Another experiment was made by a still different method. My cats were kept in a large box about 4 ft. high, the front of which was covered with poultry-yard netting. Its top was a board which could be removed. To save opening the door and letting them all loose, I was in the habit of taking them out by the top when I wanted to experiment with them. Of course the one who happened to climb up (perhaps attracted by the smell of fish on my fingers) was most likely to be taken out and experimented with and fed. Thus they formed the habit of climbing up the front of the box whenever I approached. Of three cats which I obtained at the same time, one did not after 8 or 10 days acquire this habit. Even though I held out a piece of fish through the netting, he would not climb after it. It was reasonable to suppose that imitation might overcome this sluggishness, if there were any imitation. I therefore put two cats with him and had them climb up 80 times before his eyes and get fish. He never followed or tried to follow them.

4 and 3 had been subjected to the following experiment. I would make a certain sound and after 10 seconds would go up to the cage and hold the fish out to them through the netting at the top. They would then, of course, climb up and eat it. After a while, they began to climb up upon hearing the signal (4) or before the 10 seconds were up. I then took 12 and 10, who were accustomed to going up when they saw me approach, but who had no knowledge of the fact that the signal meant anything, and gave them each a chance to imitate 3. That is, one of them would be left in the box with 3, the signal would be given, and after from 5 to 10 seconds 3 would climb up.
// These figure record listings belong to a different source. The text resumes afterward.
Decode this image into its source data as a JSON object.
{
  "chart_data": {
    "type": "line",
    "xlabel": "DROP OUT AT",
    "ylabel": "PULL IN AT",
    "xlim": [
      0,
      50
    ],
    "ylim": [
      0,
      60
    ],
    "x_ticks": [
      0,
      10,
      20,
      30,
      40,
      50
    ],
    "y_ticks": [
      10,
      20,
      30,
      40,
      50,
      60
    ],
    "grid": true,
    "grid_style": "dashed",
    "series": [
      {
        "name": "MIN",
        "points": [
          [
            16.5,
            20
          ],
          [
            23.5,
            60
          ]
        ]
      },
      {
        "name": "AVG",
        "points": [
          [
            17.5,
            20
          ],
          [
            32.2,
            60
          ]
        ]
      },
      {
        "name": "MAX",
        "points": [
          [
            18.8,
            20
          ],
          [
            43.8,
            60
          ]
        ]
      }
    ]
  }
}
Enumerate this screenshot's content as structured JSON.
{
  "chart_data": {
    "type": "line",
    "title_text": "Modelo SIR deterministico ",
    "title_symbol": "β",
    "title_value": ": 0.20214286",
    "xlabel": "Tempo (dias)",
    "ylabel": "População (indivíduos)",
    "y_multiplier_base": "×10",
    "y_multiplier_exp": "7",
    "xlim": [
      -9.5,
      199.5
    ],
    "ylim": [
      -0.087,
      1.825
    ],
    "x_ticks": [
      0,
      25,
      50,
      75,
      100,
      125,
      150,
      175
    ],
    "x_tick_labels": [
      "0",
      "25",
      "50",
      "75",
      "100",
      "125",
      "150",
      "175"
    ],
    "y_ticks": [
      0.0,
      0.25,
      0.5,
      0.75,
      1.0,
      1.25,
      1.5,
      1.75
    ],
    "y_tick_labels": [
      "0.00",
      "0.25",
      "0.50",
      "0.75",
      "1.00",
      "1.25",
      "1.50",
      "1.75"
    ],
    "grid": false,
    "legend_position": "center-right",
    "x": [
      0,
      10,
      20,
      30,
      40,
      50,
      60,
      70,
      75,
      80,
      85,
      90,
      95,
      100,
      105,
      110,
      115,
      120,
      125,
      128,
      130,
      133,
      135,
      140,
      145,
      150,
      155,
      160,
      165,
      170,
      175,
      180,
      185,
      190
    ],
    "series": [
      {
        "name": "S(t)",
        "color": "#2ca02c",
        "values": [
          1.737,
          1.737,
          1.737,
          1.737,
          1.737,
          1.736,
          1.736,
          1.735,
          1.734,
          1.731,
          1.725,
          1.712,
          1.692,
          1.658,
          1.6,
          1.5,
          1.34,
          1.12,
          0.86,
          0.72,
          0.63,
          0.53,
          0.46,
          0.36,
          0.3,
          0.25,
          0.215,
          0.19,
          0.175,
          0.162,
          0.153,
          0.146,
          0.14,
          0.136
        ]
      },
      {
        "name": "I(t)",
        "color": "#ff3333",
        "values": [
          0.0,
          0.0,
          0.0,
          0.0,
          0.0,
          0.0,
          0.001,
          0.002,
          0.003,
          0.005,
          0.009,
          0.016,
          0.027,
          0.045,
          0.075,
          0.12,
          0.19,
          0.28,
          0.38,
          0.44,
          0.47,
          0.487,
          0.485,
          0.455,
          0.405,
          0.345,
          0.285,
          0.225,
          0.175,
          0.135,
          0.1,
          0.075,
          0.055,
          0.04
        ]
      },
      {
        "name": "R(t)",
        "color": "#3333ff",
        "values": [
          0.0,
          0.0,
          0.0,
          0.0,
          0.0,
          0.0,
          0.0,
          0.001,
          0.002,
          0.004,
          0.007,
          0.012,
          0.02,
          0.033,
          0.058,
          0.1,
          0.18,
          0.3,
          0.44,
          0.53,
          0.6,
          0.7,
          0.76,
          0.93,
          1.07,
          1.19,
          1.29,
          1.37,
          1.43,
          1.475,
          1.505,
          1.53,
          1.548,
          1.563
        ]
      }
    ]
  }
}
At 10 seconds I would come up with food, and then, of course, 12 would climb up. This was repeated again and again. The question was whether imitation would lead them to form the association more quickly than they would have done alone. It did not. That when at last they did climb up before 10 seconds was past, that is, before I approached with food, it was not due to imitation, is shown by the fact that on about half of such occasions they climbed up before 3 did. That is, they reacted to the signal by association, not to his movements by imitation.